My 1949 Minneapolis Moline ZA tractor:
She is sleek and beautiful in all of her Prairie Gold and Cherry Red splendor. I can feel the work she’s done in the field over the last 64 years and the hands that started her and cared for her. Although she has a small leak or two around the engine block, it does not stop her from the love of the tractor drive or pulling her Case one-way through the field in the spring.
She is the first tractor I’ve ever owned. My love found her for me and took me to go for a drive where we ended up seeing her in the driveway of her former owner. It is special to me that he took the time to find her and then to get me to her and then to bring her home. I will always treasure the caring that went into that. Talking with her former owner, Joe, I knew that she had been loved. I will never forget the way Joe stood on his deck and watched the ZA until we were out of sight around the corner. I captured her journey home and wrote the story, sending it to Joe and his wife Thelma, so they would know she had a new and very good home where she would be equally loved and cared for.
She represents a time gone by when life was simple and honest and true. She represents family and working hard and feeling good about that hard work at the end of the day. She represents good rest after hard work. She represents love of land and the sun on your shoulders and the wind in your face. She represents a connection to a time and place that are very difficult to find anymore.
My tractor makes me feel powerful. When I run this tractor I feel like I am in charge of the world, like I am free and wild, unrestrained and no one can hold me back. It is much the same feeling I have when I ride a horse.
The memories that this object evokes are of a beautiful drive through the mountains with Robert. I was completely unaware that he had planned this drive to introduce me to the ZA. I like to think that all the memories of everyone who ever owned this tractor are mine now. Her low purr reminds me of the story of The Little Engine Who Could.
She has carried me over many roads for work and for pleasure. Even the work is pleasure when she is involved. She is not flashy, but will catch your eye because she is unique. She is not so much powerful, but she gets the job done. She is a character! She embodies resilience, strength, purpose, courage and simple beauty.

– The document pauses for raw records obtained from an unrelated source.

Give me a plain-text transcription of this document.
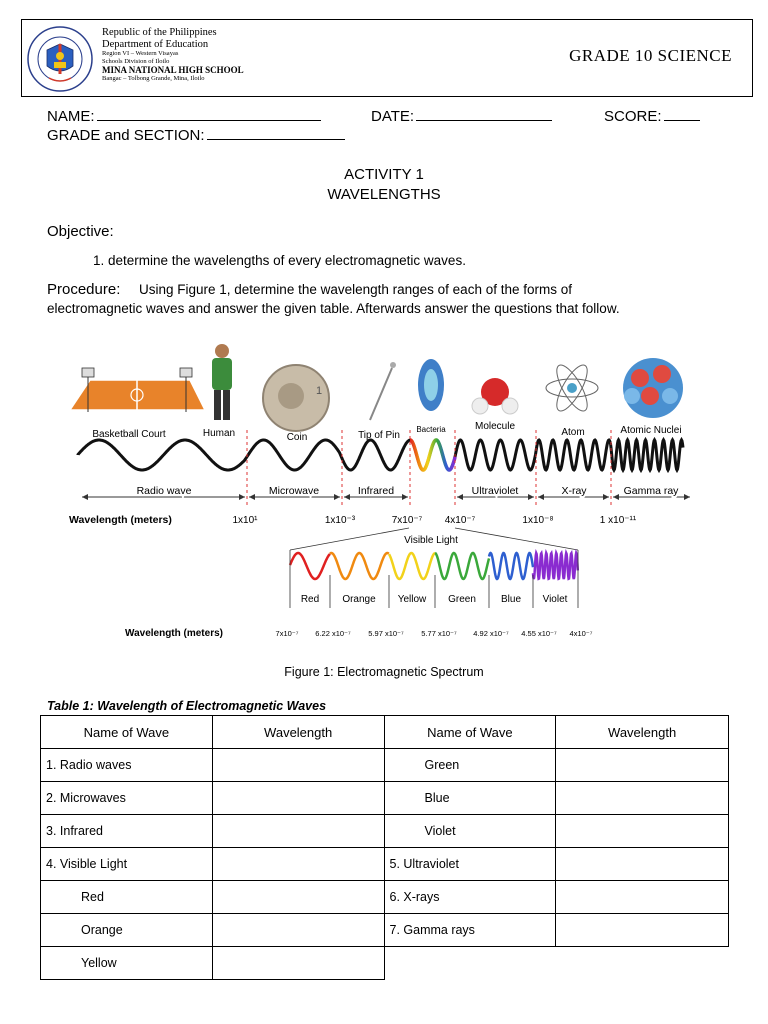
Republic of the Philippines
Department of Education
Region VI – Western Visayas
Schools Division of Iloilo
MINA NATIONAL HIGH SCHOOL
Bangac – Tolbong Grande, Mina, Iloilo
GRADE 10 SCIENCE
NAME:	DATE:	SCORE:
GRADE and SECTION:
ACTIVITY 1
WAVELENGTHS
Objective:
1. determine the wavelengths of every electromagnetic waves.
Procedure: Using Figure 1, determine the wavelength ranges of each of the forms of
electromagnetic waves and answer the given table. Afterwards answer the questions that follow.
1
Basketball Court	Human	Coin	Tip of Pin
Bacteria	Molecule
Atom	Atomic Nuclei
Radio wave	Microwave	Infrared	Ultraviolet	X-ray	Gamma ray
Wavelength (meters)	1x10¹	1x10⁻³	7x10⁻⁷ 4x10⁻⁷	1x10⁻⁸	1 x10⁻¹¹
Visible Light
Red Orange Yellow Green	Blue Violet
Wavelength (meters)	7x10⁻⁷ 6.22 x10⁻⁷ 5.97 x10⁻⁷ 5.77 x10⁻⁷ 4.92 x10⁻⁷ 4.55 x10⁻⁷ 4x10⁻⁷
Figure 1: Electromagnetic Spectrum
Table 1: Wavelength of Electromagnetic Waves
Name of Wave	Wavelength	Name of Wave	Wavelength
1. Radio waves		Green	
2. Microwaves		Blue	
3. Infrared		Violet	
4. Visible Light		5. Ultraviolet	
Red		6. X-rays	
Orange		7. Gamma rays	
Yellow			
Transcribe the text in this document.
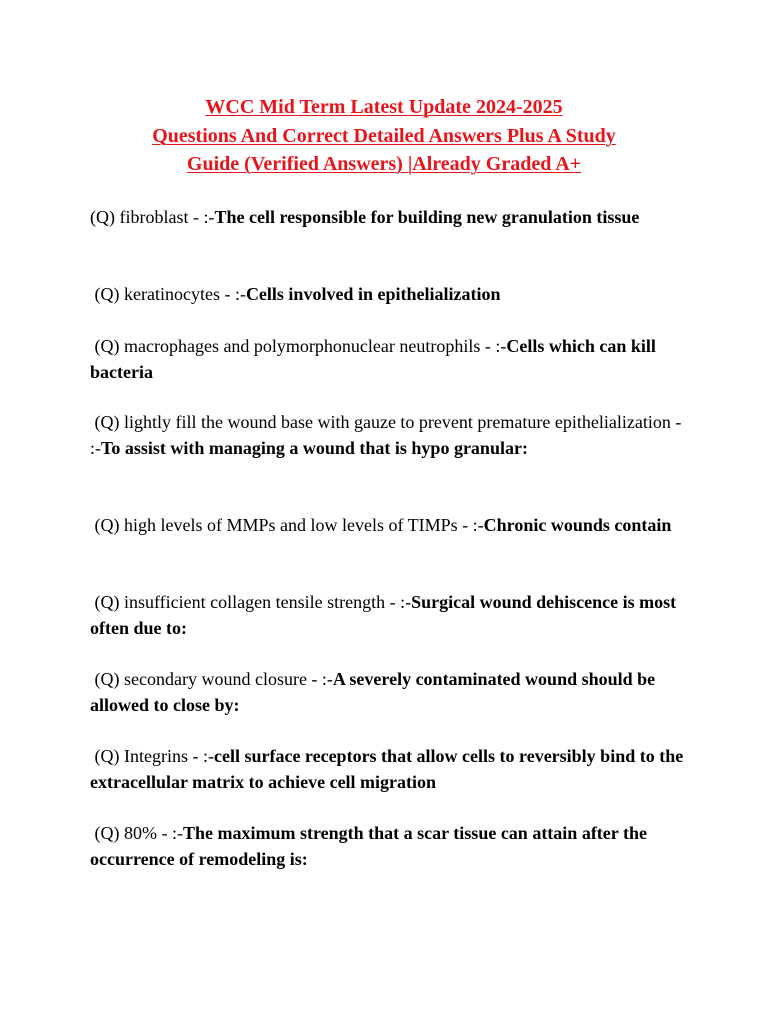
WCC Mid Term Latest Update 2024-2025
Questions And Correct Detailed Answers Plus A Study
Guide (Verified Answers) |Already Graded A+
(Q) fibroblast - :-The cell responsible for building new granulation tissue
(Q) keratinocytes - :-Cells involved in epithelialization
(Q) macrophages and polymorphonuclear neutrophils - :-Cells which can kill bacteria
(Q) lightly fill the wound base with gauze to prevent premature epithelialization - :-To assist with managing a wound that is hypo granular:
(Q) high levels of MMPs and low levels of TIMPs - :-Chronic wounds contain
(Q) insufficient collagen tensile strength - :-Surgical wound dehiscence is most often due to:
(Q) secondary wound closure - :-A severely contaminated wound should be allowed to close by:
(Q) Integrins - :-cell surface receptors that allow cells to reversibly bind to the extracellular matrix to achieve cell migration
(Q) 80% - :-The maximum strength that a scar tissue can attain after the occurrence of remodeling is:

She could tell you so many stories of a family farm and purchasing a brand new tractor to make the work easier. She could tell you of little children climbing on for a ride and of men driving her from dawn to dusk to work the field, plant the crop, harvest the crop, and start all over again. She could tell of her journey across the country, and landing in a little mountain town in Colorado and then being totally refurbished and readied for tractor pull contests. She could tell you of all the trophies she won and of the sadness of age catching up to her owners and their decision to let her go. She could tell you of that last journey from the mountains to the eastern plains of Colorado and going to tractor shows and pulling grain binders and bundle wagons and hay sleds to feed cattle and one-ways to work fields and so much more. She is my Minneapolis Moline ZA.